Hooked on changing lives

When I first met Ryan, he was entrenched in the mystical world of coding for a secret project. This secret project would supposedly change the world of media streaming. His team of software engineers worked diligently with no salary and no guarantees, only the promise of a significant payout when the project succeeded. I didn’t understand it all.

As I got to know Ryan, I realized that this was how his world turned. His world was full of risk…people who trusted him and his ideas…2-page business models…little startup capital and lots of hard work…a high tolerance for chaos…resilience, tenacity, and adaptability. Ryan was full of true GRIT, risk-taking, and entrepreneurial spirit.

Ryan was the kind of person described by George Bernard Shaw, “…people who get up and look for circumstances they want, and if they can’t find them, make them.” In the words of Kathleen Allen, “…most business ideas stem from a problem or opportunity that the entrepreneur sees in his or her immediate environment.”1

The heartbeat of social entrepreneurship

I lost track of Ryan for a few years but we reconnected a few months ago. We met for coffee and caught up. In those years, Ryan has failed and succeeded. His sectors have included risk management, software development, outdoor guiding, and medical service records. But most significantly, Ryan has made a huge shift in his entrepreneurial focus since the last time we talked.

Ryan is used to solving problems, but he has found a new motivation for doing so. In his words, “I can do all this to benefit myself; I can do it to benefit a big corporation or the government, but I have learned that the most satisfying endeavor is where I do it for the poor, disenfranchised and those victimized by injustice.” I can’t think of a better explanation of the heartbeat of social entrepreneurship.

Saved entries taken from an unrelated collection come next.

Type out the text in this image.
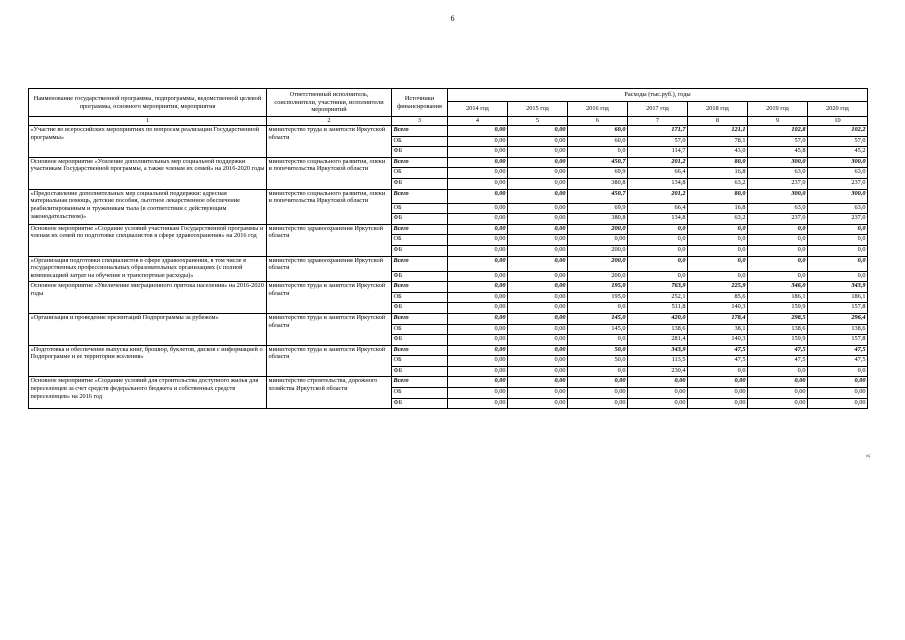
6
Наименование государственной программы, подпрограммы, ведомственной целевой программы, основного мероприятия, мероприятия	Ответственный исполнитель, соисполнители, участники, исполнители мероприятий	Источники финансирования	Расходы (тыс.руб.), годы						
			2014 год	2015 год	2016 год	2017 год	2018 год	2019 год	2020 год
1	2	3	4	5	6	7	8	9	10
«Участие во всероссийских мероприятиях по вопросам реализации Государственной программы»	министерство труда и занятости Иркутской области	Всего	0,00	0,00	60,0	171,7	121,1	102,8	102,2
		ОБ	0,00	0,00	60,0	57,0	78,1	57,0	57,0
		ФБ	0,00	0,00	0,0	114,7	43,0	45,8	45,2
Основное мероприятие «Усиление дополнительных мер социальной поддержки участникам Государственной программы, а также членам их семей» на 2016-2020 годы	министерство социального развития, опеки и попечительства Иркутской области	Всего	0,00	0,00	450,7	201,2	80,0	300,0	300,0
		ОБ	0,00	0,00	69,9	66,4	16,8	63,0	63,0
		ФБ	0,00	0,00	380,8	134,8	63,2	237,0	237,0
«Предоставление дополнительных мер социальной поддержки: адресная материальная помощь, детские пособия, льготное лекарственное обеспечение реабилитированным и труженикам тыла (в соответствии с действующим законодательством)»	министерство социального развития, опеки и попечительства Иркутской области	Всего	0,00	0,00	450,7	201,2	80,0	300,0	300,0
		ОБ	0,00	0,00	69,9	66,4	16,8	63,0	63,0
		ФБ	0,00	0,00	380,8	134,8	63,2	237,0	237,0
Основное мероприятие «Создание условий участникам Государственной программы и членам их семей по подготовке специалистов в сфере здравоохранения» на 2016 год	министерство здравоохранения Иркутской области	Всего	0,00	0,00	200,0	0,0	0,0	0,0	0,0
		ОБ	0,00	0,00	0,00	0,0	0,0	0,0	0,0
		ФБ	0,00	0,00	200,0	0,0	0,0	0,0	0,0
«Организация подготовки специалистов в сфере здравоохранения, в том числе в государственных профессиональных образовательных организациях (с полной компенсацией затрат на обучение и транспортные расходы)»	министерство здравоохранения Иркутской области	Всего	0,00	0,00	200,0	0,0	0,0	0,0	0,0
		ФБ	0,00	0,00	200,0	0,0	0,0	0,0	0,0
Основное мероприятие «Увеличение миграционного притока населения» на 2016-2020 годы	министерство труда и занятости Иркутской области	Всего	0,00	0,00	195,0	763,9	225,9	346,0	343,9
		ОБ	0,00	0,00	195,0	252,1	85,6	186,1	186,1
		ФБ	0,00	0,00	0,0	511,8	140,3	159,9	157,8
«Организация и проведение презентаций Подпрограммы за рубежом»	министерство труда и занятости Иркутской области	Всего	0,00	0,00	145,0	420,0	178,4	298,5	296,4
		ОБ	0,00	0,00	145,0	138,6	38,1	138,6	138,6
		ФБ	0,00	0,00	0,0	281,4	140,3	159,9	157,8
«Подготовка и обеспечение выпуска книг, брошюр, буклетов, дисков с информацией о Подпрограмме и ее территории вселения»	министерство труда и занятости Иркутской области	Всего	0,00	0,00	50,0	343,9	47,5	47,5	47,5
		ОБ	0,00	0,00	50,0	113,5	47,5	47,5	47,5
		ФБ	0,00	0,00	0,0	230,4	0,0	0,0	0,0
Основное мероприятие «Создание условий для строительства доступного жилья для переселенцев за счет средств федерального бюджета и собственных средств переселенцев» на 2016 год	министерство строительства, дорожного хозяйства Иркутской области	Всего	0,00	0,00	0,00	0,00	0,00	0,00	0,00
		ОБ	0,00	0,00	0,00	0,00	0,00	0,00	0,00
		ФБ	0,00	0,00	0,00	0,00	0,00	0,00	0,00
»;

Developing a social enterprise

When he came to this realization, he decided to build a new enterprise in a field he was familiar with – fly fishing. He researched where the thousands of hand-tied flies originated and discovered the dark world of fly-tiers in third world countries. Outfitters stock hundreds of premium flies believed to attract trophy fish for their fly fishermen clients. Such flies are tied by hand in sweat shops in places in Africa, SE Asia and elsewhere.

Ryan found that roughly 95% of the fly tiers are women. Most of these women also work in the brothels at night just to be able to feed their children. Ryan was shocked to discover how little they were paid and to witness firsthand the slum conditions in which they lived. He decided he must do something about and embarked on a new kind of entrepreneurship – social entrepreneurship.

Ryan developed a viable business model. He determined that the $3.50 average cost of a good fly is a small investment for a fly fisherman’s well-earned vacation. The cost at the source is just pennies. Selling to the 4800+ registered fly-fishing outfitters proved to be the best and most scalable market. He tested the market with hundreds of styles of fish flies. He researched the cultural nuances of each country and the intricacies of the supply chain. He crunched the numbers on profit margins. His goal was to increase the fly-tiers wage as much as ten times so that they can live on a fair wage.

Changing lives with flies

Currently, Ryan has 20 employees in Kenya. The model has worked thus far to spare these women from the brothels, give them a decent wage, and preserve their dignity. His morphing process as a social entrepreneur is nearly complete. He has combined his strength, passion, economic engine and transformation impact into one powerful enterprise.

This year Ryan, his wife, and three daughters lived in Nepal for 3 months to kick off the project in that country. They were learning the culture, teaching quality control, and organizing a staff of fish tiers in a desperately poor country. They are doing it all to see lives transformed economically, socially, and spiritually. And they have real stories of real lives being changed by their business.

Each box of flies that Ryan’s company sells carries this description on the back of the box:

We work with disadvantaged populations to help them achieve their dream of an economically stable life. Each box of our ethically-sourced flies helps bring dignity and a decent wage to vulnerable men and women. Some of our fly tiers are at risk youth that have grown up in orphanages and lack any formal education. Others are widows who have children and women who have been trafficked. The bottom line is this: Our flies change lives.

You can see Ryan in action and hear more about the heart behind Fair Flies by watching this brief video (Fair Flies) or by visiting the Fair Flies website (fairflies.com). Getting hooked on helping people through business is what social entrepreneurship and Business As Mission is all about!

1 Allen, Kathleen. Launching New Ventures. Houghton Mifflin, New York, 2009. p. 54.